As we struggled through the increasingly massive hype for the upcoming football game (you know the one we mean!), some wording in this morning’s editorial on page B8 caught our attention. With reference to the push for "mass transit," we get this statement.
"The legislature, which opens its session this week, won’t be asked to approve the overall transit plan nor the means to pay for it. That would be left up to the voters in both counties. All state lawmakers have to do is allow people in Indianapolis, Beech Grove, Carmel, Fishers, Noblesville and Westfield to decide for themselves whether they want to build a transit system of reasonable scale and relatively moderate price." (Our emphasis.)
In other words, the proponents of this gigantic boondoggle want to put a referendum before the public which will be backed by the very same kind of exaggerated statements of benefits we’re currently getting about the football game.
In order to save their time and effort, we’ll suggest what their wording for the referendum question to be submitted to the voters might look like.
"Do you support a reasonably minor tax increase in order to build a transit system which will attract billions of dollars of economic development; bring in thousands of tourists with millions of dollars of revenue (like Union Station); turn Meridian Street into a limited access, high speed path between the Palladium and the Stadium; and might even help some citizens without private transportation to get back and forth to work?"

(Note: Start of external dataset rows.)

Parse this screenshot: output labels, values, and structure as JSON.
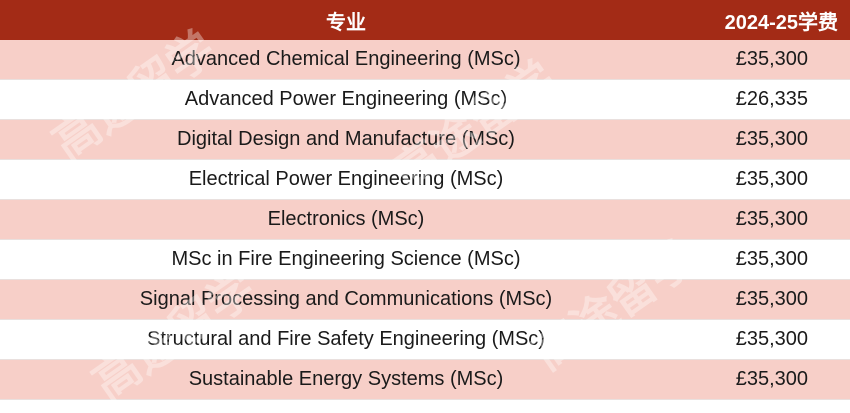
{
  "table": {
    "header": {
      "program": "专业",
      "fee": "2024-25学费"
    },
    "rows": [
      {
        "program": "Advanced Chemical Engineering (MSc)",
        "fee": "£35,300"
      },
      {
        "program": "Advanced Power Engineering (MSc)",
        "fee": "£26,335"
      },
      {
        "program": "Digital Design and Manufacture (MSc)",
        "fee": "£35,300"
      },
      {
        "program": "Electrical Power Engineering (MSc)",
        "fee": "£35,300"
      },
      {
        "program": "Electronics (MSc)",
        "fee": "£35,300"
      },
      {
        "program": "MSc in Fire Engineering Science (MSc)",
        "fee": "£35,300"
      },
      {
        "program": "Signal Processing and Communications (MSc)",
        "fee": "£35,300"
      },
      {
        "program": "Structural and Fire Safety Engineering (MSc)",
        "fee": "£35,300"
      },
      {
        "program": "Sustainable Energy Systems (MSc)",
        "fee": "£35,300"
      }
    ]
  },
  "watermark": "高途留学",
  "colors": {
    "header_bg": "#a32b16",
    "odd_row_bg": "#f7cfc8",
    "even_row_bg": "#ffffff"
  }
}
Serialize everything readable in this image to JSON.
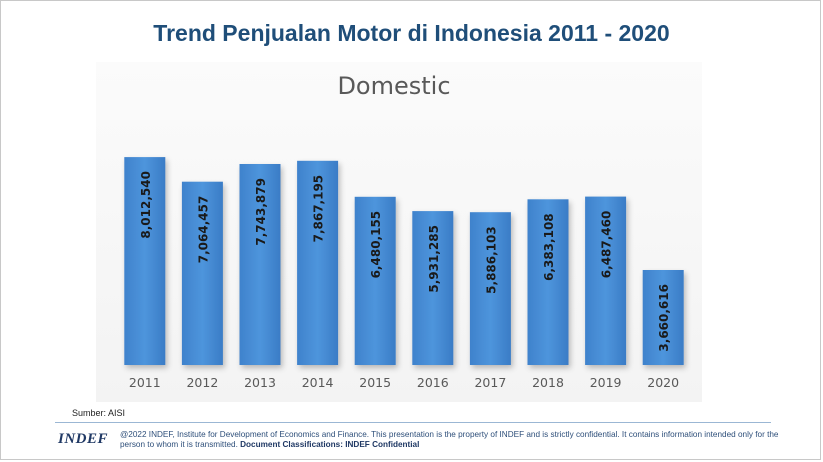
{
  "slide": {
    "title": "Trend Penjualan Motor di Indonesia 2011 - 2020",
    "source": "Sumber: AISI",
    "logo": "INDEF",
    "disclaimer": "@2022 INDEF, Institute for Development of Economics and Finance. This presentation is the property of INDEF and is strictly confidential. It contains information intended only for the person to whom it is transmitted.",
    "classification": "Document Classifications: INDEF Confidential"
  },
  "chart_data": {
    "type": "bar",
    "title": "Domestic",
    "xlabel": "",
    "ylabel": "",
    "categories": [
      "2011",
      "2012",
      "2013",
      "2014",
      "2015",
      "2016",
      "2017",
      "2018",
      "2019",
      "2020"
    ],
    "values": [
      8012540,
      7064457,
      7743879,
      7867195,
      6480155,
      5931285,
      5886103,
      6383108,
      6487460,
      3660616
    ],
    "value_labels": [
      "8,012,540",
      "7,064,457",
      "7,743,879",
      "7,867,195",
      "6,480,155",
      "5,931,285",
      "5,886,103",
      "6,383,108",
      "6,487,460",
      "3,660,616"
    ],
    "ylim": [
      0,
      8400000
    ],
    "grid": false,
    "legend": "none",
    "bar_color": "#4a8fd6",
    "bar_color_dark": "#2f74c0"
  }
}
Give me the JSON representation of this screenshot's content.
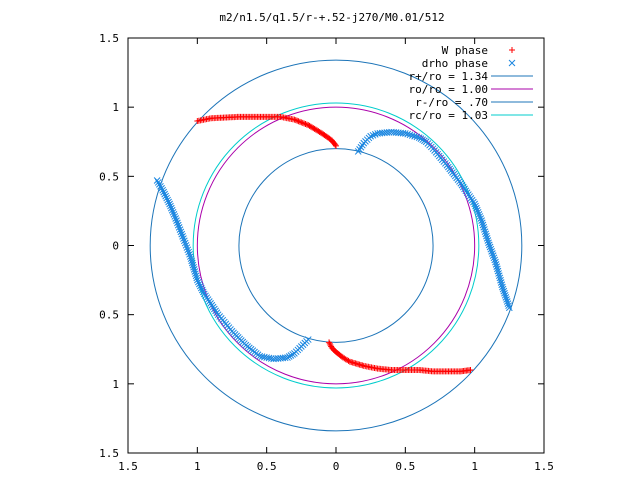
{
  "chart_data": {
    "type": "scatter",
    "title": "m2/n1.5/q1.5/r-+.52-j270/M0.01/512",
    "xlabel": "",
    "ylabel": "",
    "xlim": [
      -1.5,
      1.5
    ],
    "ylim": [
      -1.5,
      1.5
    ],
    "xticks": [
      -1.5,
      -1,
      -0.5,
      0,
      0.5,
      1,
      1.5
    ],
    "yticks": [
      -1.5,
      -1,
      -0.5,
      0,
      0.5,
      1,
      1.5
    ],
    "xtick_labels": [
      "1.5",
      "1",
      "0.5",
      "0",
      "0.5",
      "1",
      "1.5"
    ],
    "ytick_labels": [
      "1.5",
      "1",
      "0.5",
      "0",
      "0.5",
      "1",
      "1.5"
    ],
    "grid": false,
    "legend_position": "top-right",
    "circles": [
      {
        "name": "r+/ro = 1.34",
        "radius": 1.34,
        "color": "#1c74b8"
      },
      {
        "name": "ro/ro = 1.00",
        "radius": 1.0,
        "color": "#aa00aa"
      },
      {
        "name": "r-/ro = .70",
        "radius": 0.7,
        "color": "#1c74b8"
      },
      {
        "name": "rc/ro = 1.03",
        "radius": 1.03,
        "color": "#00cccc"
      }
    ],
    "series": [
      {
        "name": "W phase",
        "marker": "plus",
        "color": "#ff0000",
        "curves": [
          [
            [
              -1.0,
              0.9
            ],
            [
              -0.9,
              0.92
            ],
            [
              -0.8,
              0.925
            ],
            [
              -0.7,
              0.93
            ],
            [
              -0.6,
              0.93
            ],
            [
              -0.5,
              0.93
            ],
            [
              -0.4,
              0.93
            ],
            [
              -0.3,
              0.91
            ],
            [
              -0.2,
              0.87
            ],
            [
              -0.1,
              0.81
            ],
            [
              -0.03,
              0.76
            ],
            [
              0.0,
              0.72
            ]
          ],
          [
            [
              -0.05,
              -0.7
            ],
            [
              -0.03,
              -0.74
            ],
            [
              0.0,
              -0.77
            ],
            [
              0.05,
              -0.81
            ],
            [
              0.1,
              -0.84
            ],
            [
              0.2,
              -0.87
            ],
            [
              0.3,
              -0.89
            ],
            [
              0.4,
              -0.9
            ],
            [
              0.5,
              -0.9
            ],
            [
              0.6,
              -0.9
            ],
            [
              0.7,
              -0.91
            ],
            [
              0.8,
              -0.91
            ],
            [
              0.9,
              -0.91
            ],
            [
              0.97,
              -0.9
            ]
          ]
        ]
      },
      {
        "name": "drho phase",
        "marker": "x",
        "color": "#1a86e0",
        "curves": [
          [
            [
              0.16,
              0.68
            ],
            [
              0.2,
              0.74
            ],
            [
              0.25,
              0.79
            ],
            [
              0.3,
              0.81
            ],
            [
              0.4,
              0.82
            ],
            [
              0.5,
              0.81
            ],
            [
              0.6,
              0.78
            ],
            [
              0.65,
              0.75
            ],
            [
              0.7,
              0.7
            ],
            [
              0.8,
              0.58
            ],
            [
              0.9,
              0.45
            ],
            [
              1.0,
              0.3
            ],
            [
              1.05,
              0.18
            ],
            [
              1.1,
              0.02
            ],
            [
              1.15,
              -0.12
            ],
            [
              1.2,
              -0.3
            ],
            [
              1.25,
              -0.45
            ]
          ],
          [
            [
              -0.2,
              -0.68
            ],
            [
              -0.25,
              -0.73
            ],
            [
              -0.3,
              -0.78
            ],
            [
              -0.35,
              -0.81
            ],
            [
              -0.45,
              -0.82
            ],
            [
              -0.55,
              -0.8
            ],
            [
              -0.65,
              -0.72
            ],
            [
              -0.75,
              -0.62
            ],
            [
              -0.85,
              -0.5
            ],
            [
              -0.95,
              -0.35
            ],
            [
              -1.0,
              -0.25
            ],
            [
              -1.05,
              -0.08
            ],
            [
              -1.1,
              0.05
            ],
            [
              -1.15,
              0.18
            ],
            [
              -1.2,
              0.3
            ],
            [
              -1.25,
              0.4
            ],
            [
              -1.29,
              0.47
            ]
          ]
        ]
      }
    ]
  }
}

Most of the folks who support this program are the same ones who decided that it was OK to commit well over a billion tax dollars to build a couple of sports palaces downtown. And they didn’t even bother to get citizen approval for those. Just imagine what they might do when they can say, "Hey. You told us it was what you wanted!"
If this does get shoved through the legislature, we urge all voters to watch language usage very, very carefully. For instance, in the wording of the editorial as well as the referendum question we suggested above, how many definitions are there for the word "reasonable?" And what actually constitutes a "relatively moderate" cost?
We’re reminded of the hoary old joke which used to make its way around the legislative halls. The proponent of an amendment says, "But Senator, it’s only a one word change. It just inserts the word ‘not’ after the word ‘shall’!"
Who will write the referendum question?
I'm sure the referendum will have the same clear and consise wording as the Wishard referendum, in other words, it will be business as usual.